I look around the room, it's not quite as I remember it. It's darker with the lights off, and it seems so large.

My last memory of this place....

I swallow and my cheeks heat.

I'll never be able to forget that night when Altan was intoxicated. And I'll never not feel shy about it... the way he touched me... the way he spoke to me... Even thinking about it now sends a warmth resonating through my belly and even lower...

I take a few steps through the room. The sound of my slippers on the marble making clicking sounds as I approach a sleeping Altan.

I don't want to, but I need to wake him.

I should have told him about Cai's note and threat the moment I received the letter. But there was so much awkward tension between us, that I never did.

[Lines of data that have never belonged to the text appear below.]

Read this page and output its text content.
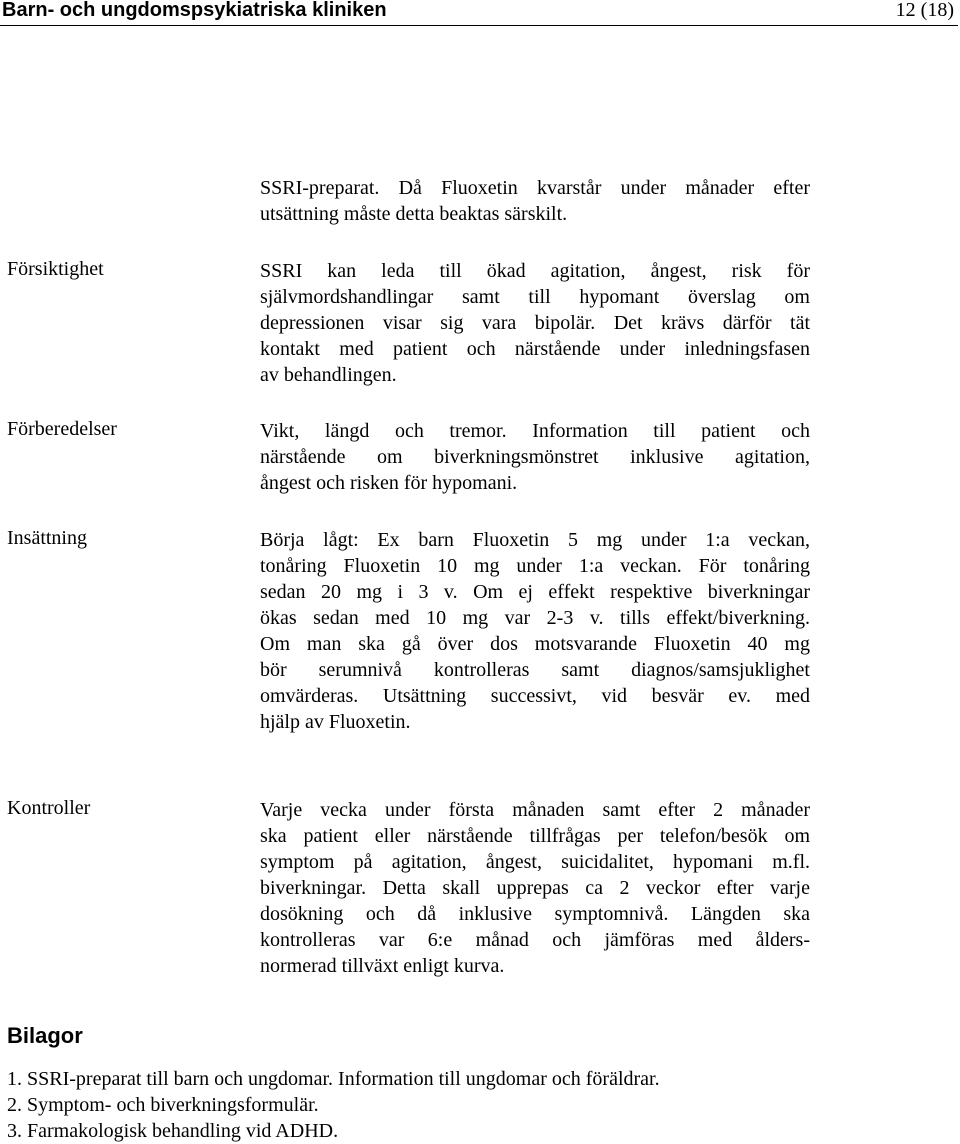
Barn- och ungdomspsykiatriska kliniken	12 (18)
SSRI-preparat. Då Fluoxetin kvarstår under månader efter
utsättning måste detta beaktas särskilt.
Försiktighet	SSRI kan leda till ökad agitation, ångest, risk för
självmordshandlingar samt till hypomant överslag om
depressionen visar sig vara bipolär. Det krävs därför tät
kontakt med patient och närstående under inledningsfasen
av behandlingen.
Förberedelser	Vikt, längd och tremor. Information till patient och
närstående om biverkningsmönstret inklusive agitation,
ångest och risken för hypomani.
Insättning	Börja lågt: Ex barn Fluoxetin 5 mg under 1:a veckan,
tonåring Fluoxetin 10 mg under 1:a veckan. För tonåring
sedan 20 mg i 3 v. Om ej effekt respektive biverkningar
ökas sedan med 10 mg var 2-3 v. tills effekt/biverkning.
Om man ska gå över dos motsvarande Fluoxetin 40 mg
bör serumnivå kontrolleras samt diagnos/samsjuklighet
omvärderas. Utsättning successivt, vid besvär ev. med
hjälp av Fluoxetin.
Kontroller	Varje vecka under första månaden samt efter 2 månader
ska patient eller närstående tillfrågas per telefon/besök om
symptom på agitation, ångest, suicidalitet, hypomani m.fl.
biverkningar. Detta skall upprepas ca 2 veckor efter varje
dosökning och då inklusive symptomnivå. Längden ska
kontrolleras var 6:e månad och jämföras med ålders-
normerad tillväxt enligt kurva.
Bilagor
1. SSRI-preparat till barn och ungdomar. Information till ungdomar och föräldrar.
2. Symptom- och biverkningsformulär.
3. Farmakologisk behandling vid ADHD.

~Well, better late than never.~

Altan's bed is so large that I can't reach his sleeping form from the side. I find myself crawling onto the mattress to get closer to him. "Altan..." I whisper, and then I nearly slap my hand over my mouth.

~Why do I keep slipping with his name?~

The last time I called him by his name to his face...

My mind again flashes to the last time I was on this bed.

~"I like that Azul, I like when you call my name"~

Shit.

My whole face burns red. It was as if I could hear him whispering those words to me again. An unwelcome ache starts between my legs and I ignore my stupid body.

~Now is really not the time to be getting it on~

I turn back to the task at hand, "Your Grace." I say louder, and Altan rouses. I touch his shoulder, and his eyes open slowly. They meet mine through the darkness in the room, and his eyes are like twin fires glowing in the night.

~God, why does he have to be so freaking beautiful? If he were ugly, this would be so much easier.~

"Azul." He whispers my name, but he sounds like he's half asleep, "What are you doing here?"

I swallow at the question. "I- I'm scared," I say honestly

Altan rubs the sleep from his eyes. "what?"

"He's coming to kill me." I elaborate, "He promised he would kill before the wedding."